To that mix add Marvin, an old friend with an implied sexual history with the much younger Johnny. Marvin, the financier of the heist, could complicate things, but Johnny is unconcerned. As is common in such transactional relationships, Johnny is not gay. He has a gullible, loyal girlfriend.

Finally there is Randy, a crooked cop inspired by his affinity for expensive suits, luxury apartments and life and limb.
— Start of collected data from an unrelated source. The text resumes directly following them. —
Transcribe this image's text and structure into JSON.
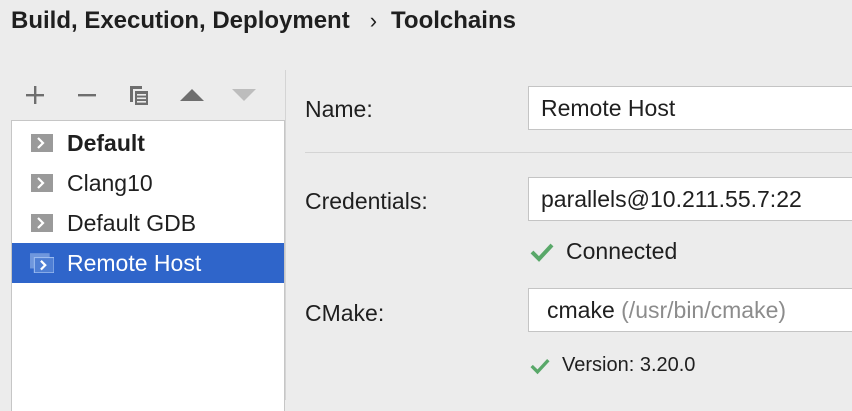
{
  "breadcrumb": {
    "parent": "Build, Execution, Deployment",
    "separator": "›",
    "current": "Toolchains"
  },
  "toolbar": {
    "buttons": [
      {
        "name": "add",
        "icon": "plus-icon"
      },
      {
        "name": "remove",
        "icon": "minus-icon"
      },
      {
        "name": "copy",
        "icon": "copy-icon"
      },
      {
        "name": "move-up",
        "icon": "arrow-up-icon"
      },
      {
        "name": "move-down",
        "icon": "arrow-down-icon",
        "disabled": true
      }
    ]
  },
  "toolchains": [
    {
      "label": "Default",
      "bold": true,
      "selected": false
    },
    {
      "label": "Clang10",
      "bold": false,
      "selected": false
    },
    {
      "label": "Default GDB",
      "bold": false,
      "selected": false
    },
    {
      "label": "Remote Host",
      "bold": false,
      "selected": true
    }
  ],
  "form": {
    "name_label": "Name:",
    "name_value": "Remote Host",
    "credentials_label": "Credentials:",
    "credentials_value": "parallels@10.211.55.7:22",
    "connection_status": "Connected",
    "cmake_label": "CMake:",
    "cmake_value": "cmake",
    "cmake_path": "(/usr/bin/cmake)",
    "cmake_version": "Version: 3.20.0"
  },
  "colors": {
    "selection": "#2f65ca",
    "success": "#59a869",
    "background": "#ececec"
  }
}
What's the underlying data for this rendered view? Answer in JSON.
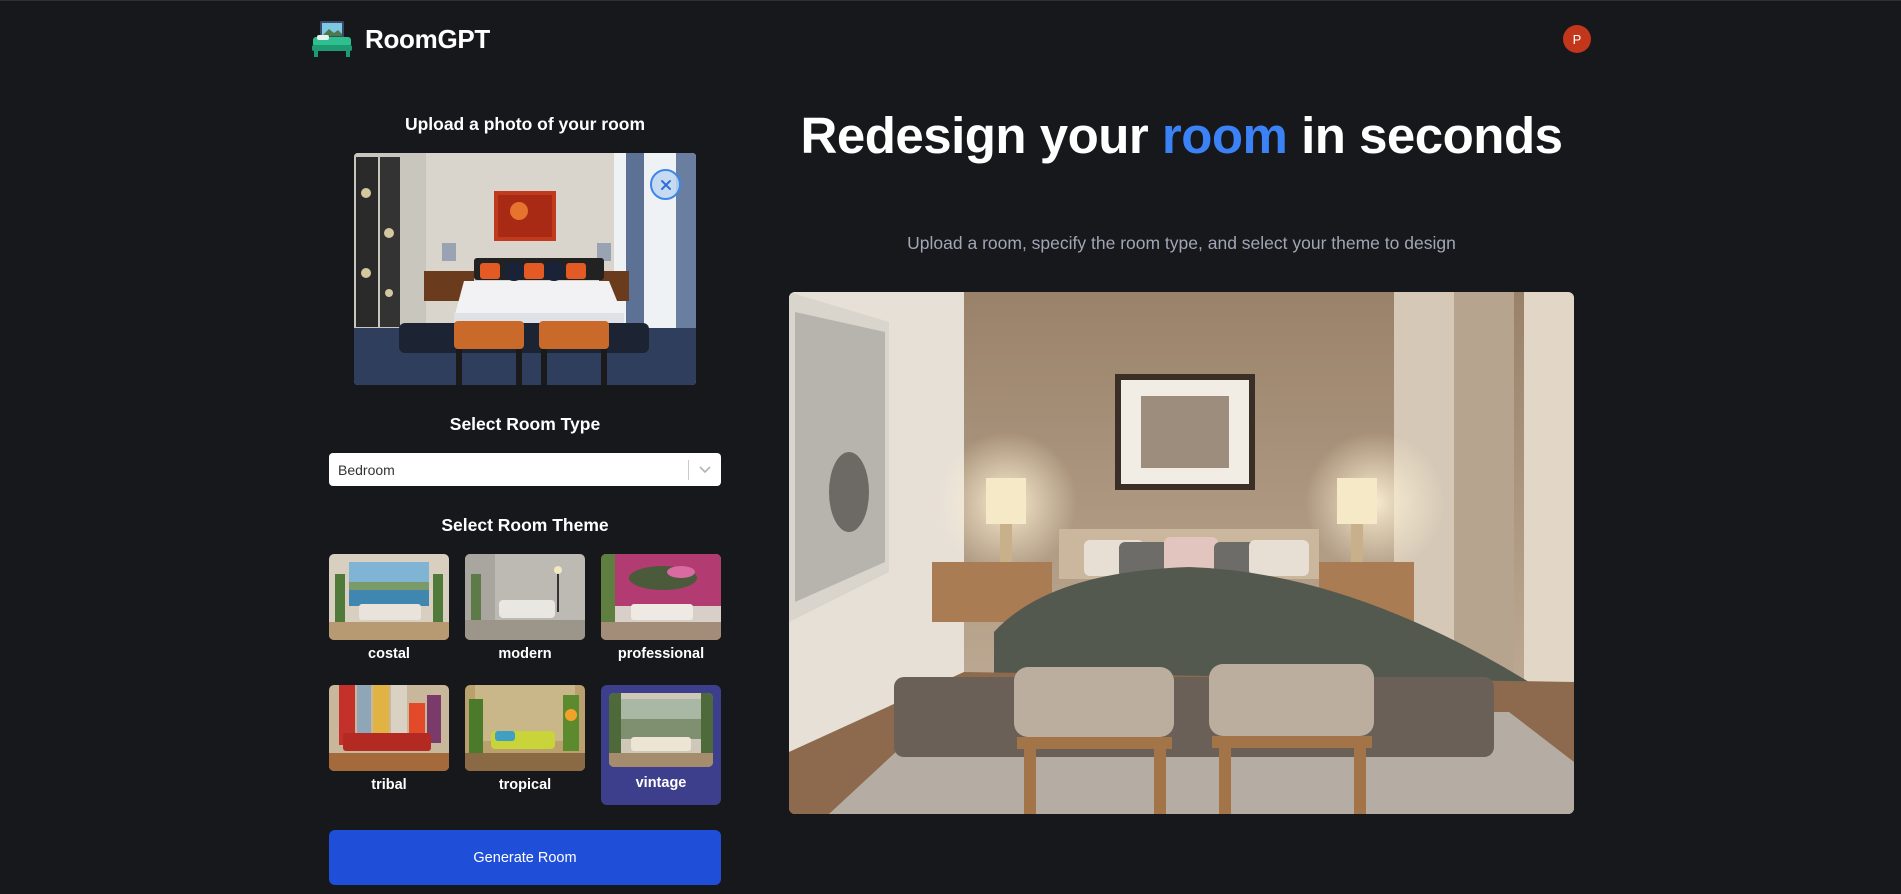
{
  "app": {
    "name": "RoomGPT",
    "user_initial": "P"
  },
  "upload": {
    "title": "Upload a photo of your room"
  },
  "room_type": {
    "title": "Select Room Type",
    "selected": "Bedroom"
  },
  "room_theme": {
    "title": "Select Room Theme",
    "themes": [
      {
        "label": "costal",
        "selected": false
      },
      {
        "label": "modern",
        "selected": false
      },
      {
        "label": "professional",
        "selected": false
      },
      {
        "label": "tribal",
        "selected": false
      },
      {
        "label": "tropical",
        "selected": false
      },
      {
        "label": "vintage",
        "selected": true
      }
    ]
  },
  "actions": {
    "generate_label": "Generate Room"
  },
  "hero": {
    "title_part1": "Redesign your ",
    "title_accent": "room",
    "title_part2": " in seconds",
    "subtitle": "Upload a room, specify the room type, and select your theme to design"
  },
  "colors": {
    "background": "#17181c",
    "accent": "#3b82f6",
    "button": "#1f4fd8",
    "selected_theme": "#3d3f8c",
    "avatar": "#c2361b"
  },
  "icons": {
    "logo": "bed-icon",
    "remove": "close-icon",
    "dropdown": "chevron-down-icon"
  }
}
He’s in debt to a local mobster.

These are the principal conspirators–the loot to be split evenly between them– swimming in a plot manufactured by screenwriters Kubrick and Jim Thompson. (Yes, that Jim Thompson.) The plot and pot is stirred by the then twenty-eight year old Kubrick in his first meaningful foray as film director.
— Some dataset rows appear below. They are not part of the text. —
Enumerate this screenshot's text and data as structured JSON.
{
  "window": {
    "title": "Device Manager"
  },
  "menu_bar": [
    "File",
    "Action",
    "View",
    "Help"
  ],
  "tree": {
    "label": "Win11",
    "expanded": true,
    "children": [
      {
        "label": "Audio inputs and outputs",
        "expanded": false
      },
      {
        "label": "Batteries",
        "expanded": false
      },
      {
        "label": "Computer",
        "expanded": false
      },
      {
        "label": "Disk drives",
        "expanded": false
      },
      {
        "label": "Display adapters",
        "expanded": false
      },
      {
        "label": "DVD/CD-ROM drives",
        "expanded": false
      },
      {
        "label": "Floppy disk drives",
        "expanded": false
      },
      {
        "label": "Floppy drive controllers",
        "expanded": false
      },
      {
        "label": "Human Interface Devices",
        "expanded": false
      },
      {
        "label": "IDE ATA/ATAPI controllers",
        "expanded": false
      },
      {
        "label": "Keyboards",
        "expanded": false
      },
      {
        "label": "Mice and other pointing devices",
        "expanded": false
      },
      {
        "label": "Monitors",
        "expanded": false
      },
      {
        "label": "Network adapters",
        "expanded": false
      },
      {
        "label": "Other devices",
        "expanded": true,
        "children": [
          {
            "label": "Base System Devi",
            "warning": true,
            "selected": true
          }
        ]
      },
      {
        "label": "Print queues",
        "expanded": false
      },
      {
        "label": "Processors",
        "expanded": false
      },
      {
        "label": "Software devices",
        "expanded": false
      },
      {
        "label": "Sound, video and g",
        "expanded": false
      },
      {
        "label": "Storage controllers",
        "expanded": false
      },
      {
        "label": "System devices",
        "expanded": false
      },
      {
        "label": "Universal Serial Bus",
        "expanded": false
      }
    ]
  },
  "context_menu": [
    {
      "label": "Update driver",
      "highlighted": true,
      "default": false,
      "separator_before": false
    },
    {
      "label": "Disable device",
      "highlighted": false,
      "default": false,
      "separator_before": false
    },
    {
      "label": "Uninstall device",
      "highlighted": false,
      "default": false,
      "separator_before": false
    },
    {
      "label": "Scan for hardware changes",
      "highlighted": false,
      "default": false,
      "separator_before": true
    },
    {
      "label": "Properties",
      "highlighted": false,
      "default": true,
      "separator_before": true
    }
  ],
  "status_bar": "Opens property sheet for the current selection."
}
Kubrick cloaks The Killing in documentary style using stock footage of a horse racetrack in the opening credits and voice over narration to establish a non linear timeline. The narration, along with mock pedestrian camara work and natural lighting establishes a world of simplistic hyper realism evident when Johnny runs errands in the lead up to the robbery.

This is the lens that Johnny envisions the heist through.
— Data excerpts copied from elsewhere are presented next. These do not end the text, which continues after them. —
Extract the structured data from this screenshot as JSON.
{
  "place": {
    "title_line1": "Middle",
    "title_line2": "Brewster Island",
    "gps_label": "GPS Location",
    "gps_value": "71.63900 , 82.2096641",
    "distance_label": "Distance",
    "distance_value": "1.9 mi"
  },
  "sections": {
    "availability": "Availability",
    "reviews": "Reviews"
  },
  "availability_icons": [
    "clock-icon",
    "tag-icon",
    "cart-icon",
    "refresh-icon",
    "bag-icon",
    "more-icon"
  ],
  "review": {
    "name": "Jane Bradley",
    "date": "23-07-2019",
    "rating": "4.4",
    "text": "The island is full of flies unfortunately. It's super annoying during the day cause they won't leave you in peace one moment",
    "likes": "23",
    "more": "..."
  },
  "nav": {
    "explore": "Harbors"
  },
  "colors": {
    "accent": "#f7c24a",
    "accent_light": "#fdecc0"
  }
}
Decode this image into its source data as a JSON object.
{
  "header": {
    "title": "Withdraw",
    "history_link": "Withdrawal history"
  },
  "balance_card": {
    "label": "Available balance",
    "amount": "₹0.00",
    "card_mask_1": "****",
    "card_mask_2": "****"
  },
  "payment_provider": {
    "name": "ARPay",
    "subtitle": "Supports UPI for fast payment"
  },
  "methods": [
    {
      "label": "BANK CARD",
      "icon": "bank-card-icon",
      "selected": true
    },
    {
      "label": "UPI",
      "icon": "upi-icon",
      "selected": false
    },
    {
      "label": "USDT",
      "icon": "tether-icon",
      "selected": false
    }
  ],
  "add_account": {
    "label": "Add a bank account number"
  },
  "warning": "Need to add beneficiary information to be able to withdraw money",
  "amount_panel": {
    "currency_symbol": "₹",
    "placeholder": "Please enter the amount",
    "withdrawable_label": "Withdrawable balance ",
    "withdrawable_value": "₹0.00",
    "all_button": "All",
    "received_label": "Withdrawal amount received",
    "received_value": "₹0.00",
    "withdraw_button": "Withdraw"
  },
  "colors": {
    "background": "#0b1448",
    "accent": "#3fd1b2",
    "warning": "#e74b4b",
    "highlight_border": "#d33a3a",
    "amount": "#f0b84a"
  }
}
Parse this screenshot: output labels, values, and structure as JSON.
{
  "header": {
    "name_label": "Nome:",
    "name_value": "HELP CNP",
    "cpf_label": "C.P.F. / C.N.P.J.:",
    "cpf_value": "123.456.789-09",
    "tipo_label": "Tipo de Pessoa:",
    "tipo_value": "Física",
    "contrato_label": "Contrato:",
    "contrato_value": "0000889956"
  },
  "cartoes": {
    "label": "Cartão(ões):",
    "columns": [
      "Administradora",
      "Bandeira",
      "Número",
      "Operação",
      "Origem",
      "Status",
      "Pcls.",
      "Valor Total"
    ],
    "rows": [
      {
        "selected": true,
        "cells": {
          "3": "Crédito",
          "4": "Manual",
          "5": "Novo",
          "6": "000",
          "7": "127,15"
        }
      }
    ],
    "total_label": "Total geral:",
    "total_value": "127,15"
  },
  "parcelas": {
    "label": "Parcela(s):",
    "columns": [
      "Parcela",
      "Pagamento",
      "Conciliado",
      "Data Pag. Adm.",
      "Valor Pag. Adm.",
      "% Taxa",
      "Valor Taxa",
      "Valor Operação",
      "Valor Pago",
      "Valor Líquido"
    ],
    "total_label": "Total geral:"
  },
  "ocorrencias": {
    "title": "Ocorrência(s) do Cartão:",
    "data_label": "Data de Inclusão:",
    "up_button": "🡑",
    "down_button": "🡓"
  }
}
The documentary style is abandoned in interior scenes where the details of the plotting and the messiness of the conspirators private lives are established. Here Kubrick imposes his tenacious, claustrophobic camera style along with classic noir lighting techniques that reveal the lines and lies on the conspirators faces, the texture of the walls closing in on them and the cracks in the armor they wear and the plans they make.

This is the intramural reality that we see.

The cast is made up of prolific character actors from the world of film noir handpicked by Kubrick himself. Standouts Elisha Cook (The Big Sleep, Phantom Lady, Born to Kill) as the relentlessly henpecked George and Marie Windsor (Force of Evil, Narrow Margin) as his wife, the repugnantly duplicitous Sherry, play the obvious foils in Johnny’s scheme.

But it is the reliably understated Sterling Hayden who puts The Killing into motion. So caught up in the illusion of control, Hayden’s try-hard Johnny underestimates the devil who rests on his and his fellow conspirators shoulders. He forgets, or perhaps he’s never learned, that the devil also lives in the labyrinthic details of complicated plots devised by simple men.